In the event that Republican presumptive nominee Donald Trump succeeds in his bid to be the next President of the United States, some in the Canadian legal community anticipate that their advisory services will increasingly be in demand.
A significant uptick in activity can be expected due to the fact that a Trump administration “not only threatens the ratification of the TPP, it also threatens to roll back existing trade agreements, including NAFTA,” according to Richard Wagner and Martin Masse, partners with the law firm Norton Rose Fulbright.
Writing in the current edition of Lawyers Weekly, Wagner and Masse suggest that a “Customs law renaissance” would flourish with the advent of a U.S. president that “has repeated stated he will ignore international trade rules, which also threatens the ongoing viability of WTO multilateral agreements.”

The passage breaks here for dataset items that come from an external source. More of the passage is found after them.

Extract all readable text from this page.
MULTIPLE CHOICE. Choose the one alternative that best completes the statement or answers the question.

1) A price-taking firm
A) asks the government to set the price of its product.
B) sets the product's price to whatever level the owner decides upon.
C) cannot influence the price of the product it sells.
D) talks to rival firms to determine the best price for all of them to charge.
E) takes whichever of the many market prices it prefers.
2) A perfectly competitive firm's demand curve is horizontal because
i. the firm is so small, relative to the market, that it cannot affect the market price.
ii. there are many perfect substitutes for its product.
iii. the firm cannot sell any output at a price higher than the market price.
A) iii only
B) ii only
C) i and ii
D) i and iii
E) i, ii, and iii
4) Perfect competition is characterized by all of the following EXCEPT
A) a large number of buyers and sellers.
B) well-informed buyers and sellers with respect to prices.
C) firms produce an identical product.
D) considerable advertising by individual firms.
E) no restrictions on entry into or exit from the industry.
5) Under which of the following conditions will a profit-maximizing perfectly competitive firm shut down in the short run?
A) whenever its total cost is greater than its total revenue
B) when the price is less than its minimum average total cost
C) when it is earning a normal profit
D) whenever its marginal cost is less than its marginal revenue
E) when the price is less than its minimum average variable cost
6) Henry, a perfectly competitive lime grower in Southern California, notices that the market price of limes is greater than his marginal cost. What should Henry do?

The authors speculate that such a dramatic revolution in U.S. trade policy will inevitably lead to a growing need on the part of clients seeking “advice on how to deal with the return to high tariffs, minimize customs duties and/or reconfigure their multinational supply chains,” which currently accounts for only a relatively small proportion of trade law work in Canada.
Other probable scenarios vis-à-vis existing and pending trade agreements are also considered in the article, with differing possibilities depending on which of the two leading candidates assumes office next year.
Irrespective of who wins the election however, the authors predict the most likely outcome in either case is that the controversial TPP will not be ratified and a distinctly more protectionist trade environment involving the increased use of trade remedies will take shape. “Clinton has been specific about her intention to maximize the use of existing trade rules to protect American jobs, while Trump has alluded more generally to being ‘tougher’ on U.S. trading partners, including Canada,” they write.
Of course, all this speculation rests heavily on the assumption that the candidates will actually follow through on their populist anti-trade campaign rhetoric once they are elected; something that precedent suggests is by no means assured.